“Real men don’t cry,” right? BS!
I have represented many strong and successful men in divorces. The skill set which creates business success often does the opposite when seeking conflict resolution in a personal relationship.
Too often, men tend to handle negotiations in their divorce as they do in the boardroom. They become frustrated when their previously successful tactics do not work. Frustration often shows itself as anger, stubbornness, yelling, or complete withdrawal. The real obstacle to their successful divorce resolution is grief, or, rather, the failure to work through the grief.
Divorce is the second most traumatic event a person can experience, second only to the loss of a loved one. While there is plenty of information and support for women to work through the trauma of divorce, there is very little available to men. Why? Because “real men don’t cry.”
The reality: men do grieve the loss of their marriage, but their grief is expressed so differently it appears as aggression, arrogance, or as a complete lack of empathy to the untrained eye
To better understand what’s really influencing this behavior, we turned to Dr. Marvin Chapman, a military veteran, divorce coach and founder of United Fathers, for some answers.
When a man experiences the grief inherent in divorce, his stress comes from many sources. Some of them can include the following:
- His role as provider and protector as he knows it is ending. Providing and protecting his family is now someone else’s business: the divorce court or perhaps a new partner. Either way, an overwhelming sense of helplessness engulfs many men.
- He quickly realizes his role as a father, teacher, coach, and mentor to his child(ren) will soon be changing.
- His self-esteem is challenged by allegations and accusations in papers filed with the divorce court, an entity he now sees as having intrusive control over his current and future life and livelihood.
- He will quickly become overwhelmed by the legal process and requirements of going through the legal procedures totally and completely foreign to him, and therefore out of his control.
- He sees his financial security threatened by legal fees, costs and expenses. Splitting one household into two households will cause extreme hardship and an expensive transition.
- His status and standing in the community is changing, and not for the better unless he “fights it with all he’s got.” He must “win at all costs” if he wants to preserve what and who he is, or, at least, how he identifies himself.

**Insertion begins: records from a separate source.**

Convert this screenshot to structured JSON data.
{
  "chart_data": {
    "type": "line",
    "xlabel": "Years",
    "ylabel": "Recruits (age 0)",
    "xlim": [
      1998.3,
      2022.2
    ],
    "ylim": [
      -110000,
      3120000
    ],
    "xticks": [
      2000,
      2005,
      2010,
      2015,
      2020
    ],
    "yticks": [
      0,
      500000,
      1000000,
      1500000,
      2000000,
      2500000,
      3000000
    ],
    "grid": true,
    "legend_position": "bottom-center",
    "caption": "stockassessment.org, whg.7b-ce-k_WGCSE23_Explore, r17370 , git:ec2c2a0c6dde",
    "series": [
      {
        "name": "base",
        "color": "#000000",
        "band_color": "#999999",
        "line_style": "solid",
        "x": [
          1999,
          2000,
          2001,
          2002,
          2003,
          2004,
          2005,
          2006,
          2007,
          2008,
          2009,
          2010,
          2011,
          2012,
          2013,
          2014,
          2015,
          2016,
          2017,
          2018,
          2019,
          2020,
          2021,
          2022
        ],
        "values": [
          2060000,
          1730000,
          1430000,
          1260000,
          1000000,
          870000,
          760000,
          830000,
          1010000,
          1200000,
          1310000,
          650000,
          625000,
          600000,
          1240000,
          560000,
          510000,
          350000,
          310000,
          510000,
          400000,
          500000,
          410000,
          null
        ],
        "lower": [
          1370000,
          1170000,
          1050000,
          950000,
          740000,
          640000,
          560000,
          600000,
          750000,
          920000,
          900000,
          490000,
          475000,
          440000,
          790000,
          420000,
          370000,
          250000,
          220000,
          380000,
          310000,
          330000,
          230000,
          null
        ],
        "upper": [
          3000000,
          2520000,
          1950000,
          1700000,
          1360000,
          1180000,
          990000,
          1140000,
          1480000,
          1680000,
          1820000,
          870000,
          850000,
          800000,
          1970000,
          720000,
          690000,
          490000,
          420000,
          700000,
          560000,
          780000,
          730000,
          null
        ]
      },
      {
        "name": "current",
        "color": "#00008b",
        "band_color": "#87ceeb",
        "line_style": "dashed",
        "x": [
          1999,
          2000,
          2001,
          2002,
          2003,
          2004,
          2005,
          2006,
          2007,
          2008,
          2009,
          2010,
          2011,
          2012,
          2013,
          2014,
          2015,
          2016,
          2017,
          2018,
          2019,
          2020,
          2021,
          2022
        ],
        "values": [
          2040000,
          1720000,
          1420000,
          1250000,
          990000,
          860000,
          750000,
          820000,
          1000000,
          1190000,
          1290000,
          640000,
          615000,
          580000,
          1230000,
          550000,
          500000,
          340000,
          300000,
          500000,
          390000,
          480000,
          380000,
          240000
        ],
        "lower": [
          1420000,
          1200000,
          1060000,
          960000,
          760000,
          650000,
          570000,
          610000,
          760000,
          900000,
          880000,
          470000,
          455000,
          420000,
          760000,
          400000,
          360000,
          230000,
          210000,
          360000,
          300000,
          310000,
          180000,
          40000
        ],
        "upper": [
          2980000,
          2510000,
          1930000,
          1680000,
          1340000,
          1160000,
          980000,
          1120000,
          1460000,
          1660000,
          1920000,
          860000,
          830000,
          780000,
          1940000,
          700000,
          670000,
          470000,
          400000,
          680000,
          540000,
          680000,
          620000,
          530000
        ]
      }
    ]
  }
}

- He can’t show emotion and be weak. He must be strong, aggressive, and confrontational. Only weak men fall apart.
Most men do not see a divorce as the death of a relationship. They do not realize they are going through the grieving process. Men have no idea what to do with their feelings of pain, anguish, guilt, hurt, confusion, frustration, and a complete sense of being overwhelmed.
Then along come well-meaning family, friends, co-workers and others who want us to “feel better” or at least not so “confused.” Their advice is the same today as it always has been: “Man up!”
What can a divorcing man do to work through the grief and be the man he needs to be, for himself and his children? Grief needs to be addressed with time, patience, honesty, congruency, and support from someone willing to walk beside a man without judgment. This one person can acknowledge the pain and the life changes to come. It can be anyone, as long as it allows the grieving person to cut through the macho façade and find a safe place to be himself.
Male military veterans often say they feel safer in combat than after they return to civilian life because they know their buddies in arms always have their back. Divorce can be very isolating. More than ever, a voice of support, not judgment, is needed.
As a Collaborative lawyer and mediator, I have worked with many men in high stress careers. They are tremendously successful professionally, often because of the resources supporting them, including co-workers, employers, and employees.
But such successful business men frequently struggle in resolving their divorces. When working with a divorce coach, my clients can rely on a support team to help resolve challenging and personal conflicts in a way that promotes faster healing and productive parenting relationships (with the children and the other parent). It allows them to be the men they want and need to be for themselves and their families.
Everyone needs someone who has their back during difficult times in their lives, not to carry us through hardship but to give us the focus, encouragement, and resolve to do it ourselves and to do it right. Your coach, your buddy in arms, has your back, to help you keep your eyes wide open, and help you be the man and/or father you want to be.